Hermanos: si hemos sido capaces de regalar nuestra intimidad a las grandes corporaciones de forma gratuita y, a través de nuestros teléfonos móviles y nuestras tarjetas de crédito, nos tienen absolutamente controlados. Si saben perfectamente dónde estamos en cada momento por el geolocalizador que llevamos en el bolsillo. Si saben nuestros gustos de todo tipo. Que dónde vamos a pasar las próximas vacaciones, que qué tipo de ropa es la que nos gusta, incluso a quien es posible que votemos en las próximas elecciones generales (lo de “próximas” lo digo con ironía, no es que sepa nada de lo que pasará en septiembre)

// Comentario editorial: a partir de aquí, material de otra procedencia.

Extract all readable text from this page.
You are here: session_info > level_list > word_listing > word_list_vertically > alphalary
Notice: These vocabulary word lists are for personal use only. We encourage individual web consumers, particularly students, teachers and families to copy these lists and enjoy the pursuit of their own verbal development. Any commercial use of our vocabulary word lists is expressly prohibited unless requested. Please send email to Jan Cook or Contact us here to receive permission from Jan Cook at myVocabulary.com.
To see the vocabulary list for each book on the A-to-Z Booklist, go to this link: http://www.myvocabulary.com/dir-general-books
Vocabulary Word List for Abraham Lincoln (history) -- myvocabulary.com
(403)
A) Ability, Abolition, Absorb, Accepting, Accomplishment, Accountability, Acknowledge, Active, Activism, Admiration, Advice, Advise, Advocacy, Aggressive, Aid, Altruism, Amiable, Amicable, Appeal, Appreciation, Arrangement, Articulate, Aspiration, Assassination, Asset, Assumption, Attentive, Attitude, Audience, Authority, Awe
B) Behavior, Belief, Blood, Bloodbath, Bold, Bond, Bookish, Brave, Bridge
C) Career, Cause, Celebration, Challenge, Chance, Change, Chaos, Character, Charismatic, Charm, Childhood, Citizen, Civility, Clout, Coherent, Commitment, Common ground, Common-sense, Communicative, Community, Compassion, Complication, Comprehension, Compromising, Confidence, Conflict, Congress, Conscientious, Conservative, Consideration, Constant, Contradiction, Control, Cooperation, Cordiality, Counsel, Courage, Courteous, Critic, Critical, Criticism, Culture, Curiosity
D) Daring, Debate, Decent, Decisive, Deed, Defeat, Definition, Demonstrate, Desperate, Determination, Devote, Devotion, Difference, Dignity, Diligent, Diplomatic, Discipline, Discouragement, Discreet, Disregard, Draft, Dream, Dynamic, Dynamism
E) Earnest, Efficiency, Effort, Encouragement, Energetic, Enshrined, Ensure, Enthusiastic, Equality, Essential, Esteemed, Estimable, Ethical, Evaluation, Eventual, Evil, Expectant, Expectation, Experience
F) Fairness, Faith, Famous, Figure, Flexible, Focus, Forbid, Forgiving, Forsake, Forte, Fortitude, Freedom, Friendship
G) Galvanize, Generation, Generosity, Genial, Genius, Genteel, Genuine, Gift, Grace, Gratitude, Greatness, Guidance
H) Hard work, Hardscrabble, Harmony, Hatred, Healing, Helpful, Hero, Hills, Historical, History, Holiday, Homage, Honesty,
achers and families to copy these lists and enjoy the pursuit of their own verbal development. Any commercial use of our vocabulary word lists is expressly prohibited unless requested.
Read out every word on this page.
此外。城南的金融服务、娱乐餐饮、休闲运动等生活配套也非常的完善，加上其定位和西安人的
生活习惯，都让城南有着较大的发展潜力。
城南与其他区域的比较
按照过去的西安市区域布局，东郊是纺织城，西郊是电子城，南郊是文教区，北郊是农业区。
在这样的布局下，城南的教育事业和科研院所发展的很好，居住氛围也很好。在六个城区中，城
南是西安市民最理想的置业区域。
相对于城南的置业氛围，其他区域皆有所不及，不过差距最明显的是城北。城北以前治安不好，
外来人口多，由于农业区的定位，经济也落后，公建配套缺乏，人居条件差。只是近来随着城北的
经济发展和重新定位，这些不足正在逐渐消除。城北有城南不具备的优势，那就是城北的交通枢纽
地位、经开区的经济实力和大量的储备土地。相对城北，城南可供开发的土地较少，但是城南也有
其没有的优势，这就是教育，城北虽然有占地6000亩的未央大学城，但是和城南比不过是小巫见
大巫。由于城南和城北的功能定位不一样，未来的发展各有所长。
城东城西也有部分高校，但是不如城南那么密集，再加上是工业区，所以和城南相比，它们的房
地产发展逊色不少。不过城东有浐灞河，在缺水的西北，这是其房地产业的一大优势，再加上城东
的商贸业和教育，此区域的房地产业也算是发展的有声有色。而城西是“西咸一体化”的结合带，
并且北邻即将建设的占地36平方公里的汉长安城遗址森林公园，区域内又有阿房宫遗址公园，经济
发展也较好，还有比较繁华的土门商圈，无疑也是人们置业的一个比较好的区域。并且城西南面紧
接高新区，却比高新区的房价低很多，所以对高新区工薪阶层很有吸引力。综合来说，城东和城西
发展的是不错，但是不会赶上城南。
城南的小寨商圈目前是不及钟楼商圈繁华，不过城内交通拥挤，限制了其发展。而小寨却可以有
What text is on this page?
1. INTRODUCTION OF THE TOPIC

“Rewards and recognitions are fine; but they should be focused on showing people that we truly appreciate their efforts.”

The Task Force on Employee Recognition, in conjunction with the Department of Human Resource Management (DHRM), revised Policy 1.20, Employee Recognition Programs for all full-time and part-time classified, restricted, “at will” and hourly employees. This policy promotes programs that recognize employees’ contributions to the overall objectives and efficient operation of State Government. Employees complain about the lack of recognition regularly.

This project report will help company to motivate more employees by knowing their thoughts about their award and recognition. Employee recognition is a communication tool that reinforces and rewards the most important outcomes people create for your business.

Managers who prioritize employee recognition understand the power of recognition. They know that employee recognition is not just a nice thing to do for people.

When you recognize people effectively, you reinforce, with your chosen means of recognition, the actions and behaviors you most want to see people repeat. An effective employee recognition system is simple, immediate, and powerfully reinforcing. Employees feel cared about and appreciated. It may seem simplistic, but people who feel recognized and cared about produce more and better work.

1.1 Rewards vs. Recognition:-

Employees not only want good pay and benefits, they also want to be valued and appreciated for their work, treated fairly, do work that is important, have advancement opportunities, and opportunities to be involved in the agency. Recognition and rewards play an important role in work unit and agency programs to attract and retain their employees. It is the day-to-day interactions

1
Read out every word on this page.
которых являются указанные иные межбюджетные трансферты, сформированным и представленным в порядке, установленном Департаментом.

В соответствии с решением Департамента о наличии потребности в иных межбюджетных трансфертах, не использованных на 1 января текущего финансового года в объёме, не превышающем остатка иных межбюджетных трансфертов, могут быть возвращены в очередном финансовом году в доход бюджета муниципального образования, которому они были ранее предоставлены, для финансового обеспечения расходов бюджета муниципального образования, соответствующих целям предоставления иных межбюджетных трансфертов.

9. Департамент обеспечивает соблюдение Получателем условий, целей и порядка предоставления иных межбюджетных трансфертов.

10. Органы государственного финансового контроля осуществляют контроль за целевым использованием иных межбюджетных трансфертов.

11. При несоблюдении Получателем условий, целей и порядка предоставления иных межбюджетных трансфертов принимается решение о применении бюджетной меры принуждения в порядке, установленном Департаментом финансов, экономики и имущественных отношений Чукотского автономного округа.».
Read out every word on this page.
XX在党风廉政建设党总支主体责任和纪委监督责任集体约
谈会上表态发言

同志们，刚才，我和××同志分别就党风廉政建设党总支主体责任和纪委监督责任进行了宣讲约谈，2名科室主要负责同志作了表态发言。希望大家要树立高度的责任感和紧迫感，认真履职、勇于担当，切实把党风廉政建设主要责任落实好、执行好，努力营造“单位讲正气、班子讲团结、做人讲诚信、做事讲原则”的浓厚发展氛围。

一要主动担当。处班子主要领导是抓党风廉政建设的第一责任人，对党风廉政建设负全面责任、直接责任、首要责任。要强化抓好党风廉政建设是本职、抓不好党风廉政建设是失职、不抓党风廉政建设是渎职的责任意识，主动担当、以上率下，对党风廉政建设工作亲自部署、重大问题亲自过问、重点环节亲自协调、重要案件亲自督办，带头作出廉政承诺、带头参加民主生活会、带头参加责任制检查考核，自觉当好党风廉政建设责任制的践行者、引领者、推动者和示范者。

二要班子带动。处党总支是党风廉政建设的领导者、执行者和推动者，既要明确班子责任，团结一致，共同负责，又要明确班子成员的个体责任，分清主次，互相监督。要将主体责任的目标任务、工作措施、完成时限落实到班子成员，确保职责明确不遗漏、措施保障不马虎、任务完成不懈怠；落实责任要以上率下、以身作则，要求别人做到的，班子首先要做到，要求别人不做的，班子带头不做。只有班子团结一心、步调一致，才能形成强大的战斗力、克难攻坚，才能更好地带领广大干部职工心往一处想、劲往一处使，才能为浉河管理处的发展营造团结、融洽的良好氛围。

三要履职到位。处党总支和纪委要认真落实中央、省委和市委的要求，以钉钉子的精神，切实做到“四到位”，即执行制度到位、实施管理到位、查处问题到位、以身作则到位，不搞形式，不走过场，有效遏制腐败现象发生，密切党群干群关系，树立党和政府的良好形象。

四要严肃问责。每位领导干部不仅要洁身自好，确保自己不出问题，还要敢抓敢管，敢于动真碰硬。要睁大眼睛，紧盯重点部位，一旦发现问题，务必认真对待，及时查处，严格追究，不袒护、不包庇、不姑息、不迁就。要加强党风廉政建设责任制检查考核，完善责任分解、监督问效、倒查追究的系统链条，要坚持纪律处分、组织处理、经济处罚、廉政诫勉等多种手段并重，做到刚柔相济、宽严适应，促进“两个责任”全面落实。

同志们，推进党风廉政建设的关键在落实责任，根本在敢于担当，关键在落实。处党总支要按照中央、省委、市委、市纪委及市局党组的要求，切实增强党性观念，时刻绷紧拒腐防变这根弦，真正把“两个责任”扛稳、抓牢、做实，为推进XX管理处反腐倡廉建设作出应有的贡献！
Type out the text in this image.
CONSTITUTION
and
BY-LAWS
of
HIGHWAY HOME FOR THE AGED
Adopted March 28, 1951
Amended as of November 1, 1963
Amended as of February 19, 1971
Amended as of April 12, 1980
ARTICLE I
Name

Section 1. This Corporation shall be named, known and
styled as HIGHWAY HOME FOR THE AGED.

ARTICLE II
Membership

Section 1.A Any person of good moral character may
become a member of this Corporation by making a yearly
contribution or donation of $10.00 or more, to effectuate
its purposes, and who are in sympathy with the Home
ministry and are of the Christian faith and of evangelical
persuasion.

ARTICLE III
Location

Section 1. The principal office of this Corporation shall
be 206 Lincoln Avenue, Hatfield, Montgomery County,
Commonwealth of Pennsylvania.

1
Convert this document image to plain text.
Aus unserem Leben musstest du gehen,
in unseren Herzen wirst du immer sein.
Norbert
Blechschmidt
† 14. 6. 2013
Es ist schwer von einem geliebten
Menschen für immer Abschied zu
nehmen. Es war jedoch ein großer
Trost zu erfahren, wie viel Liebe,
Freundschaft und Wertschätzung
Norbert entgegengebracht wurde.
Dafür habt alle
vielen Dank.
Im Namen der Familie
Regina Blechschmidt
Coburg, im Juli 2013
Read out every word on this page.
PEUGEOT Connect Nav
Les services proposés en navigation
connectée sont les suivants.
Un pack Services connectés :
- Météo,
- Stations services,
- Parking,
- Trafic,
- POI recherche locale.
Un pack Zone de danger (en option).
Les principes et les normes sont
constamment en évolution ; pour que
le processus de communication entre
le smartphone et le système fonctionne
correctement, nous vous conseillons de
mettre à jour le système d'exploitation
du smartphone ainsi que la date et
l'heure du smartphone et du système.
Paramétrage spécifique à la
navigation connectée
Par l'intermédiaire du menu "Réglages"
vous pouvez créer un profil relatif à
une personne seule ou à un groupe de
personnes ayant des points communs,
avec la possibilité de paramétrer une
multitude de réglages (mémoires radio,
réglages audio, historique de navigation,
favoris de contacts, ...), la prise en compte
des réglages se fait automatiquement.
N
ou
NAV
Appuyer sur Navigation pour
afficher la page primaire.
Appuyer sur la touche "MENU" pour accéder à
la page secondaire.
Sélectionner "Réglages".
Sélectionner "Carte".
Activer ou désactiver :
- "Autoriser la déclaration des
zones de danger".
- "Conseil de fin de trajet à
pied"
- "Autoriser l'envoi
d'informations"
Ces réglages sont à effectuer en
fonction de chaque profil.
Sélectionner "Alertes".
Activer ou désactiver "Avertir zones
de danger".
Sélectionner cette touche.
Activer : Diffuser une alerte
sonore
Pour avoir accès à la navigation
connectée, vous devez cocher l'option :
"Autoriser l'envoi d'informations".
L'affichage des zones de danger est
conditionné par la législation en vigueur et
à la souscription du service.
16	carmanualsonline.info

Si con la aplicación faceapp, esa que a los jóvenes los hace viejos y a los mayores nos hace niños, les hemos regalado los datos biométricos de nuestras caras vaya usted a saber a quién. ¡Qué más da ya todo!
Con lo del 5G que viene la cosa puede ser más dura todavía. Porque es una cuestión de velocidad. Tendrán nuestra información casi al momento. Y los algoritmos lo ordenarán todo.
Llegados a este extremo la cuestión es si la administración podría acceder a esa información y crear otros algoritmos que nos hicieran la vida más fácil. Ya puestos.
Por ejemplo, si puede saberse dónde estamos en cada momento, puede regularse mejor el tráfico, y con ello los tiempos de parada en los semáforos y las emisiones contaminantes reducirlas. Para la movilidad urbana este instrumento es oro.
Es lo que se llama para las grandes ciudades smartcity, en cristiano “ciudad inteligente”, pero que también puede aplicarse hoy a los pueblos pequeños, barrios y aldeas. Es el concepto “Smart town” (pueblo inteligente).